Empirical Evaluation: Detectability, Robustness, and Overhead
VOW is benchmarked against KGW (LeftHash, SelfHash), RDF, PDW, and UPV baselines across key axes:
Figure 2: Trade-off between perplexity and true positive rate at 10−5 FPR (lower PPL indicates better quality).
- Overhead: Optimized VOW achieves ITL competitive with LeftHash while batch detection runs efficiently. Unoptimized insertion or detection is prohibitively slow.

Figure 3: End-to-end throughput of VOW under different watermarking and sampling parameters, illustrating practical generation speed.
- Robustness Against Adversarial Attacks: All evaluated watermarking schemes, including VOW, fail to maintain reliability under advanced paraphrasing (e.g., GPT-5.1), although resilience to simple edit/synonym attacks remains strong.
Figure 4: AUC and TPR curves for watermarking schemes under synonym replacement and paraphrasing attacks, showing loss of detection reliability under paraphrasing.
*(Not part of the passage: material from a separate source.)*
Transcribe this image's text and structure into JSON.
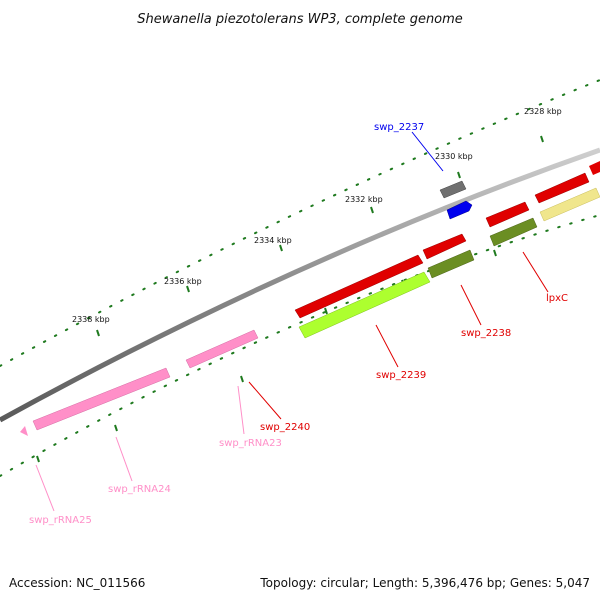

Figure 5: Distribution of detection p-values for non-watermarked and paraphrased watermarked samples, indicating indistinguishability post-attack.
- Reliability and Pseudorandomness Validation: The IsGreen predicate and Binomial detector are calibrated to statistical theory, with empirical FPR matching theoretical expectations.
Figure 6: Empirical versus theoretical FPR ratio for watermark detection; ideal calibration at ratio 1.
Comparative Analysis and Implications
VOW uniquely combines cryptographic verifiability, user privacy, practical detectability for short texts, and manageable overhead. Unlike PDW or UPV, detection is interactive and not purely local, but VOW operates efficiently even in low-entropy domains and incurs minor computational cost after optimization. All evaluated schemes are vulnerable to semantic attacks (paraphrasing), pointing to an inherent trade-off between robustness and unforgeability.
The implications are threefold:
- Practical Auditing: VOW is highly suited for LLM service auditing, enabling users to verify API output provenance without revealing their content and providers to attest to detection honesty.
- Cryptographic Accountability: Embedding a verifiable proof alongside output traces shifts LLM accountability from statistical anomaly detection to cryptographically precise provenance.
- Robustness Limitation: The inability to withstand advanced paraphrasing points to required future developments in embedding semantic invariance or hybrid cryptographic/statistical watermarking.
Future Directions
Research avenues include integrating VOW's VOPRF core into semantic watermarking (e.g., embedding-level signal), formal security analyses for batch VOPRF, constructing non-interactive protocols for short-text detection, and combining watermarking with operational auditing for generation-time accountability.
Conclusion
VOW represents a protocol for watermarking LLM outputs that achieves cryptographically verifiable and privacy-preserving detection suitable for real-world, short-text applications. Its performance, theoretical guarantees, and practical optimizations position it as a compelling basis for provenance auditing in generative AI. The challenge of robustness to semantic attacks remains open, demanding new algorithmic and cryptographic mechanisms for future watermarking frameworks (2604.27666).